Durante la ricerca, realizzata da marzo a giugno 2009 e presentata oggi nella sede dell'Associazione stampa estera, a Roma, sono state intervistate 70 persone tra operatori socio sanitari (ginecologi, infermieri, psicologi, assistenti sociali) e agenti di polizia e carabinieri. Dai risultati è emerso che tutti i diretti interessati hanno una buona conoscenza del fenomeno "violenza di genere" - sia essa fisica, psicologica o sessuale - e che la criticità maggiore nasce dalla "necessità di creare un rapporto di fiducia con la vittima", anche a fini investigativi, soprattutto quando gli operatori socio sanitari e le forze dell'ordine sono uomini e manca il supporto dello psicologo.
Non è facile neanche "dover appurare la veridicità di quanto denunciato dalla vittima di un abuso senza far trapelare nessun tipo di diffidenza", si legge nel rapporto. Una difficoltà riscontrata soprattutto da polizia e carabinieri. I pronto soccorso, invece, lamentano spesso sia la mancanza di "un protocollo procedurale univoco da attivare in questi casi sia la formalizzazione di una rete con gli altri soggetti che gestiscono la prima accoglienza delle donne" picchiate o stuprate. Tutti gli operatori, comunque, richiedono a gran voce la necessità di ricevere "una formazione adeguata e possibilmente continua soprattutto sul primo approccio con la vittima, ritenuto la fase centrale e più critica del proprio lavoro".
Qualche dato: a Roma nel mese di gennaio 2009, come riportano i dati Istat, si sono verificati sei casi di violenza sessuale. In realtà il fenomeno della violenza ha conosciuto una contrazione di oltre il 10% negli ultimi anni: dai 242 casi del 2007 ai 216 casi del 2008 (dati della Questura). Come riportato dai centri antiviolenza, il 70% degli stupri viene perpetrato da mariti e compagni conviventi, il 12% da ex mariti ed ex compagni, e solo il 3% da sconosciuti. Nel Lazio, una delle regioni più sessualmente violente d'Italia come riporta una ricerca condotta dalla Regione e da Telefono Rosa, il 49% delle donne si sente insicura in qualunque luogo della città e il 38% ha dichiarato di essere stata vittima almeno una volta di una qualche forma di violenza fisica, sessuale o psicologica.

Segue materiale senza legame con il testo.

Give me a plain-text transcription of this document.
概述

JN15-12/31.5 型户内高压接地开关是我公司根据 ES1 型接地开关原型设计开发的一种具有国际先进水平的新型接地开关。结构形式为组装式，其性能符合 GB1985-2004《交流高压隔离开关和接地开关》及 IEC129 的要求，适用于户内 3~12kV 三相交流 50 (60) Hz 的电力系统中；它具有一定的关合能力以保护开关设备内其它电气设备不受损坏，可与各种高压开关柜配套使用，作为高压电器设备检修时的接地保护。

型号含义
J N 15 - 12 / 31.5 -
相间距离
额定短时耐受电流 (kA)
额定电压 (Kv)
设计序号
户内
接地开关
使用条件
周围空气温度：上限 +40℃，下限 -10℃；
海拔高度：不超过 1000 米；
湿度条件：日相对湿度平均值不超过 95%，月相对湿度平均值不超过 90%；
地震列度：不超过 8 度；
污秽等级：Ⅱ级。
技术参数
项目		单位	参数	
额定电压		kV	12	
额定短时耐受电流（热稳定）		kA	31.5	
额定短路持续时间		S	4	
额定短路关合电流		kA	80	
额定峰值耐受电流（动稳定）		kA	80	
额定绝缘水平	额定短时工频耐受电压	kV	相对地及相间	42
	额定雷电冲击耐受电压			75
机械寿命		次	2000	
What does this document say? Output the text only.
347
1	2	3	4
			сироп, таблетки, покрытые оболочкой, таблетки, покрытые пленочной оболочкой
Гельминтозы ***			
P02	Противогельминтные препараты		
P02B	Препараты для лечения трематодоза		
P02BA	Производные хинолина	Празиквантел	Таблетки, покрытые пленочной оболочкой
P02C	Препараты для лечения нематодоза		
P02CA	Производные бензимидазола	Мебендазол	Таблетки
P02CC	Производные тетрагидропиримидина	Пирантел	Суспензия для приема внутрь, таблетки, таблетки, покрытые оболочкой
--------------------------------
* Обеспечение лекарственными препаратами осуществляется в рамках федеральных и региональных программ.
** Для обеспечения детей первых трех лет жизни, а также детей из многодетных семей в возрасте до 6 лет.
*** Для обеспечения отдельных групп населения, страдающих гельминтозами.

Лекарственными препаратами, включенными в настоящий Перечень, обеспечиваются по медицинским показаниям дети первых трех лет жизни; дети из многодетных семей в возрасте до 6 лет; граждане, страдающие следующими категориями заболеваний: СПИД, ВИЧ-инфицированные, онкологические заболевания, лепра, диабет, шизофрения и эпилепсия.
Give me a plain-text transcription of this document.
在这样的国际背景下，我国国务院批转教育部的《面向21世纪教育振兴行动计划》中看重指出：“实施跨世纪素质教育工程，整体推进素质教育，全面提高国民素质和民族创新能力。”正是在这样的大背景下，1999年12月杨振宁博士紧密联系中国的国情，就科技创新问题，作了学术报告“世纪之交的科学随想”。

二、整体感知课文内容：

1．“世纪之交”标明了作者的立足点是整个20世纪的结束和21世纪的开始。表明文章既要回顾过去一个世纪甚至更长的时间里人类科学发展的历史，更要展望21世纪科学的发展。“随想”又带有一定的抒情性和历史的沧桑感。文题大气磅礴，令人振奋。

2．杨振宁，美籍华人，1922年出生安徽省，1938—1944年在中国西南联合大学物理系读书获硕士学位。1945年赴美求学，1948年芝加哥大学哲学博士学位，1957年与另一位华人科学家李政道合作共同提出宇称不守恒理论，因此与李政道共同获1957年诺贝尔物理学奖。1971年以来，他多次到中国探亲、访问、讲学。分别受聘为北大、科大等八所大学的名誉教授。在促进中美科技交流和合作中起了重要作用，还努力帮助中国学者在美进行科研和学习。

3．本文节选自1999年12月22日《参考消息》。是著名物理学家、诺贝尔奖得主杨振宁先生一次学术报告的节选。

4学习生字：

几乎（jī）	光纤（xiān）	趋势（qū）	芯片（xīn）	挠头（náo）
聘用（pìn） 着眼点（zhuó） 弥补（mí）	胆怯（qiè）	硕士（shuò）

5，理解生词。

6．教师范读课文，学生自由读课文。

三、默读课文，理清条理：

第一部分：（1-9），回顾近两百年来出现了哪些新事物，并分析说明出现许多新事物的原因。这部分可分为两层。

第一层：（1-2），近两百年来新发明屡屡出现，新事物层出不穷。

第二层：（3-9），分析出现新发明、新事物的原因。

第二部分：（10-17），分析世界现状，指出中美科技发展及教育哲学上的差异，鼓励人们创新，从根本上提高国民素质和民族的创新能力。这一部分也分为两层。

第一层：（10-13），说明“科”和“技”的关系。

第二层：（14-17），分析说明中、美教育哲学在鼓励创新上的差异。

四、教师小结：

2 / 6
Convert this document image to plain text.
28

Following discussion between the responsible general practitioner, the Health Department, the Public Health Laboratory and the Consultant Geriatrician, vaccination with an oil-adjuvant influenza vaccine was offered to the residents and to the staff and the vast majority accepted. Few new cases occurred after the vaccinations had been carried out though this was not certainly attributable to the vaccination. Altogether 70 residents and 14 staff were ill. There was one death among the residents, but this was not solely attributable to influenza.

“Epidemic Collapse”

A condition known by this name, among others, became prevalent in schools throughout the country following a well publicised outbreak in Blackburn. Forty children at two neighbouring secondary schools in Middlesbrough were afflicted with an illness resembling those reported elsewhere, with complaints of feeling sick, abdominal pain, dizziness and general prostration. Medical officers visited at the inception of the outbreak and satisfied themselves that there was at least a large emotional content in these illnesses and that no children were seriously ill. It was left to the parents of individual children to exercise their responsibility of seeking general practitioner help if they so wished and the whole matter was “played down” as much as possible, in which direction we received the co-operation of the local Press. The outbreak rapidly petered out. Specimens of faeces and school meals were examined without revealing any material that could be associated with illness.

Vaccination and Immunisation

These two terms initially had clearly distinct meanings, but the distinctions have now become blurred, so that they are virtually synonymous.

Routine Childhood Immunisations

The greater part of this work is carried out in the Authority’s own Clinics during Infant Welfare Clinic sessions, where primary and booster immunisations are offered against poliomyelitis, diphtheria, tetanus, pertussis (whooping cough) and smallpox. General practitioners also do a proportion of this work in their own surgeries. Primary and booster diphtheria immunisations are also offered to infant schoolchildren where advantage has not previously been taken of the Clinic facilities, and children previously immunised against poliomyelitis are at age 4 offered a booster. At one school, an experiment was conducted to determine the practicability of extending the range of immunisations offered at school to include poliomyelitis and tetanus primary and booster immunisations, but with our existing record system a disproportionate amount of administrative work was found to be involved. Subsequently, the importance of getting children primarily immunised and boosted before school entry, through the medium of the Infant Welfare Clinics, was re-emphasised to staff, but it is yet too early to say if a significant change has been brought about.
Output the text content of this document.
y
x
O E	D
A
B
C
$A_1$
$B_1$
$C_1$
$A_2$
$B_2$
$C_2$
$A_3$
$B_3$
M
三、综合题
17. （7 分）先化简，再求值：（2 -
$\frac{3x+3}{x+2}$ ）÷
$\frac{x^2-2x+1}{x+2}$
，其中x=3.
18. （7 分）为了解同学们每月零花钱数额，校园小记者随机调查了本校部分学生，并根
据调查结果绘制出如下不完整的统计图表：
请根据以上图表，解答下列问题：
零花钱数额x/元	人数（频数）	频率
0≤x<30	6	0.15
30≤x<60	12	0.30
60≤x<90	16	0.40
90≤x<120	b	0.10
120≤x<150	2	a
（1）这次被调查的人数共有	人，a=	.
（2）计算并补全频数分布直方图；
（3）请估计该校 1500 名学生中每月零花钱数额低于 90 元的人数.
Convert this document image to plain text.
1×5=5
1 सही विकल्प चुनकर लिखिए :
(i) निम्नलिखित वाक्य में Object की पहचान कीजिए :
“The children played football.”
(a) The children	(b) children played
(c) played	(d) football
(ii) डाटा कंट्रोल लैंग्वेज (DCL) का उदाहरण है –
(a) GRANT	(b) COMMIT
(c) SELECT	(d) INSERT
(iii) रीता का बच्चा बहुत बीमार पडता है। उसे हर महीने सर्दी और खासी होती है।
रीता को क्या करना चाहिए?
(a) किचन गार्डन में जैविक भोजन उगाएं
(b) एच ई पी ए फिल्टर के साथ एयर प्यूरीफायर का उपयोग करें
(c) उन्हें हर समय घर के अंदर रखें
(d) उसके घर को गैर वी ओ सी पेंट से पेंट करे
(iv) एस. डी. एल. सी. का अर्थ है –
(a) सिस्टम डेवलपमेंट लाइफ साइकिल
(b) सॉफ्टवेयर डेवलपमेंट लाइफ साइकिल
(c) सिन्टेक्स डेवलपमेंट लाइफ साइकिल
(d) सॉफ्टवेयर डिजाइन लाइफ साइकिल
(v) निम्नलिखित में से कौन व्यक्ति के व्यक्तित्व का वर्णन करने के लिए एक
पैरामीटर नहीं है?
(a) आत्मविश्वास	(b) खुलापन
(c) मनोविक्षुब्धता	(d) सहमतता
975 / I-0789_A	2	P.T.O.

"La richiesta di formazione da parte degli operatori non è solo in itinere ma è soprattutto iniziale", spiega Fabrizio Battistelli, presidente dell'Archivio disarmo. Gli agenti delle volanti, chi sta nei commissariati e il personale dei pronto soccorso "vogliono avere almeno una conoscenza di base di come ci si comporta in casi di stupro, percosse o altre forme di abusi". Altra esigenza è "il bisogno, sia degli operatori sanitari sia delle forze dell'ordine, di fare rete con altri soggetti, come i servizi sociali comunali, le associazioni, i centri anti-violenza", continua Battistelli.
Il colonnello dei carabinieri Roberto Massi ha invece sottolineato anche "la necessità di fare prevenzione", mentre Francesca Monadi, vice dirigente della squadra mobile di Roma, ha richiamato l'attenzione sull'importanza che anche gli operatori sanitari sappiano "cosa succede nei casi di violenza sulle donne sia dal punto di vista investigativo e giudiziario sia da quello della seconda accoglienza". Ma anche chi sta dietro gli sportelli d'ascolto contro le molestie sessuali sul lavoro deve avere un'infarinatura del problema. "Spesso i disagi lavorativi delle donne nascondono casi di abuso", aggiunge Mirella Ferlazzo, presidente del Comitato Pari opportunità del ministero dello Sviluppo economico.